Secara estetik, pesantren menjadi tema yang sublim bagi beberapa pengarang
karena telah bersinggungan secara langsung, sehingga alur, plot, konflik di
dalam prosa, serta bunyi dan irama serta ‘arudl (jumlah suku kata) di
dalam puisi mengalami sublimasi. Pada level epistemologis, wacana dan estetika
yang terkandung di dalam puisi Raedu Basha dan Binhad Nurrohmat umpamnya,
merupakan representasi dan rekontekstualisasi dari tradisi pesantren.
Pesantren menjadi
medium untuk memperoleh pengalaman yang indah dan bermakna spiritual. Secara
referensial, hal itu merujuk kepada Hadis, “Sesungguhnya Allah itu indah dan
mencintai keindahan.” (H.R. Muslim). Karenanya sebagai representasi dari
keindahan Allah SWT., dalam tilikan Abdul Wachid B.S. (2018), K.H. A. Mustofa
Bisri menulis apapun didasarkan kepada alasan keruhanian, menyampaikan hikmah,
dan mencari keberkahan hidup. “Karya sastra yang bermutu tinggi dapat
membangunkan cinta yang tidur di dalam hati, baik cinta duniawi maupun cinta
ruhani dan ketuhanan, lanjutnya.”
Sujud
Bagaimana kau hendak
bersujud
Pasrah
Sedang wajahmu yang
bersih
Sumringah
Keningmu yang mulia
Dan indah
Begitu pongah
Minta sajadah
Agar tak menyentuh
Tanah
Apakah kau melihatnya
Seperti iblis saat
menolak
Menyembah bapamu
Dengan congkak
Tanah hanya patut
diinjak
Tempat kencing dan
berak
Membuang ludah dan
dahak
Atau paling jauh hanya
Lahan pemanjaan
Nafsu serakah dan
tamak?
Apakah kau lupa
Bahwa tanah adalah bapa
Dari mana ibumu
dilahirkan
Tanah adalah ibu
Yang menyusuimu
Dan memberi makan
Tanah adalah kawan
Yang memelukmu dalam
kesendirian
…
15.5.1993
Sajak “Sujud” merupakan
anggitan K.H. A. Mustofa Bisri. “Sujud”, dalam pemaknaan Abdul Wachid
B.S. (2018), merupakan hakikat dari shalat, dan dalam sudut pandang Islam
amatlah vital sebab shalat adalah tiang agama. Esensi shalat adalah permohonan
(doa) yang merupakan sikap penghambaan kepada Allah SWT. Agar menyentuh “tanah”

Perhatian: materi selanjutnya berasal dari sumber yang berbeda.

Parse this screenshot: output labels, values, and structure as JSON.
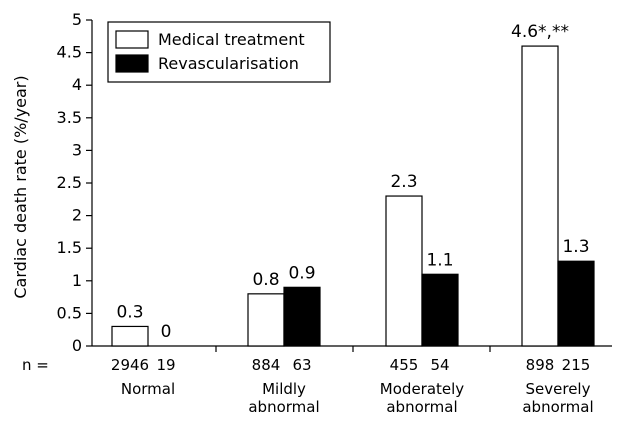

tentu bukan berarti shalat lebih utama tanpa “sajadah”, melainkan bermakna agar
ingat kepada penciptaan pertama manusia yang berasal dari tanah.
Dalam puisi Abdul
Wachid B.S., (Tunjammau Kekasih, 2003) pesantren juga menjadi objek bagi
pemikiran dan pengalamannya. Dia mempersepsi dan memposisikan pesantren sebagai
ruang dan waktu yang penuh dengan nilai-nilai relijiusitas serta akhlak, bukan
lagi persoalan bangunan (infrastruktur). Selain itu, persinggungannya dengan
tokoh-tokoh pesantren seperti K.H. A. Mustofa Bisri, K.H. D. Zawawi Imron, Kiai
Kuswaidi Syafi’ie, Emha Ainun Nadjib hingga Gus Zainal Arifin Toha cukup
mempengaruhi alam pikir dan sikap kepenyairannya, di samping kegemarannya
ziarah kubur, silaturahim (sowan) dan membaca buku-buku tasawuf.
Tamu
di rumah Ahmad Tohari
bertemu KH. A. Mustofa
Bisri
…
“Ini pertemuan pertama,
guru
Tapi seakan bertahun
kerinduan terbayar
Tempat dan peristiwa
yang kau singgah
Kini meresap ke kalbu”
Lalu aku membaca. Waktu
mengembun
Tapi dirimu tak juga
basah
Justru silsilah
sejuknya sampai juga
Ke mangkuk dada
masing-masing
…
Paginya kami bertebaran
ke
Tempat dan peristiwa
yang bernama pasar seperti
Debu-debu yang
dilesatkan ke udara
Tapi setiap adzan
melantun
Ruh-ruh kami seperti
sekumpulan serdadu
Yang dipusatkan
1995
“Tamu” oleh Abdul
Wachid B.S. diposisikan sebagai tamsil atas kesementaraan hidup yang
dianugerahkan oleh Allah SWT kepada manusia. Kesementaraan itu “diisi” olehnya
dengan silaturahim (sowan) untuk memperoleh nasihat-nasihat kebaikan,
sebagai tenaga spiritualitas. Ungkapan debu-debu yang dilesatkan ke udara/
tapi setiap adzan melantun. Ruh-ruh kami seperti sekumpulan serdadu/ yang
dipusatkan/ merupakan tamsil atas “ketakberdayaan” manusia di
hadapan Allah SWT. (ibarat debu). Manusia (beserta ruh-ruh) akan mencari
kiblat penghambaan sebagai ekspresi estetik seorang hamba. Apa yang diamantakan
puisi Abdul Wachid B.S. di atas, meskipun tidak memotret fenomena pesantren an
sich, tetapi, wacana dan spiritnya mewakili khazanah tradisi pesantren.
Baca lagi sajaknya
berikut (Yang, 2011):
Ziarah Sunan Pandanaran
Tembayat, Klaten
Tercatat sejarah: tepat
di puncak gunung Jabalkat
Entah jin atau malaikat
Perlahan membawa mereka
mendarat
Seorang guru dan
muridnya, keduanya makrifat
…
Nama yang menjadi
penerang
Melewati sang Adipati
Semarang
Nama yang menjadi
penenang
Di detak-detak
jantungnya mewiridkan Yang
Maha Penerang Yang
Maha Penenang
Allah …
…
11 Agustus 2009
Dalam konteks
dialektis-dialogis, tradisi pesantren dalam puisi Abdul Wachid B.S. di atas
menjadi khazanah pengalaman spiritual sekaligus gaya ungkapnya (bahasa). Frasa seorang
guru dan murid, keduanya makrifat, menjadi representasi pengalaman
spiritualnya mengenai tradisi sanad keilmuan di lingkungan pesantren.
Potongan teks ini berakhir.